On behalf of the New York City Economic Development Corporation (NYCEDC), and in partnership with Civic Hall Labs (CHL), Civic Innovation Lab led program design and administration for NYC BigApps 2017 – the eighth program year of the premier civic innovation competition in New York City. Over the course of the competition, new innovations from an array of individuals and teams across the city competed for prizes and the chance to shape the city’s future through technology. Since its inaugural launch in 2009, the BigApps competition has catalyzed the creation of more than 500 new civic innovations, awarded nearly half a million dollars in prize money, and generated more than ten million dollars in seed funding toward technology products that help create a better New York City.
How We Did It
In 2017, BigApps aimed to serve New Yorkers even better. NYC BigApps 2017 applied the first-ever user-centered focus to developing the competition challenges by anchoring them in the real needs of New York City youth, seniors, and immigrants. The competition employed a participatory design process that engaged nearly a hundred local youth, seniors, and immigrants to shape challenges that spoke to their particular needs and opportunities. For the first time, the competition also included product development workshops to promote the development of more impactful and viable competition entries.
“The power of the City’s tech ecosystem is its potential to create real tech-driven solutions that enhance the qualify of life in the City. The BigApps competition taps directly into that potential.” – Mayor Bill de Blasio
By offering an open accelerator model to BigApps participants, we aimed to open source key methods for problem solving and provide participants with the tools necessary to develop solutions to major pain points experienced throughout the City. The Ideation & Prototyping Workshops took place during the open submission phase of the NYC BigApps 2017 competition. By engaging in the workshops, participants were able to effectively create solutions that employ “with, not for” methodologies, including empathy-building and person-centric design. These sessions strengthened participants’ submissions by enabling their ideas to be grounded in real user needs and experiences.
In 2017, NYC BigApps received a record-breaking 150 eligible submissions, almost 2.5 times as many as the previous competition held in 2015. We also saw an over 25% increase in the number of registered participants over the previous year. We believe the workshops and resources provided during the open submission phase was a large contributing factor to the increased participant engagement and retention.
BigApps 2017 engaged 54 mentors with expertise in technology, product development, user experience, marketing, and operations, as well as subject-matter expertise working with youth, seniors, and immigrants. The competition recruited mentors from the 30+ community partner organizations and sponsors, which hail from the private, public, and civic sectors. Mentors provided one-on-one office hours to workshop participants and guidance related to their skill set or areas of expertise.
We believe that by developing challenges based on an in-depth understanding of end-users’ needs is a foundational step to finding a true market opportunity. By conducting a series of listening sessions driven by an empathic approach with both the target constituents and the providers who serve them, we were able to generate design challenges anchored in real human needs. The challenge statements were broad enough to attract a wide spectrum of innovators – from technologists and designers to academics and nonprofit professionals – while also being narrow enough to clearly articulate the challenges faced by NYC youth, seniors, and immigrants.

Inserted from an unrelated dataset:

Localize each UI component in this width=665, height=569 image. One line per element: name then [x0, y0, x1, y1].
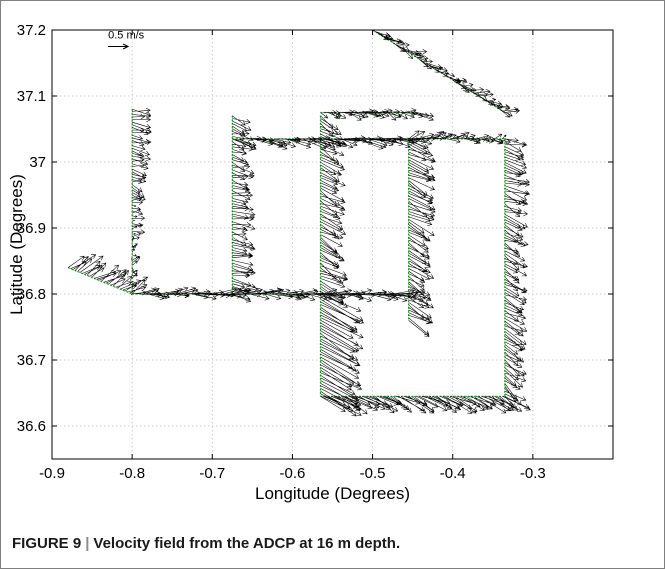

In addition, engagement of local public and private service providers is key to taking a holistic approach to solving pressing challenges faced by New Yorkers. While NYC BigApps was originally launched in 2009 to galvanize the tech community in New York City, the competition has taken a broader approach to improving the quality of life for people living in the City. This approach requires the engagement of not only the developers, designers, and entrepreneurs who traditionally participate in the competition, but also the subject-matter experts and nonprofit professionals who have an acute awareness and understanding of the challenges experienced by the City’s most vulnerable persons. By partnering with 30+ community-based organizations, most of which were not tech-based, we were able to source a more diverse set of mentors, expand promotions to a larger civically-minded network, and invite nontraditional innovators to participate in the BigApps competition.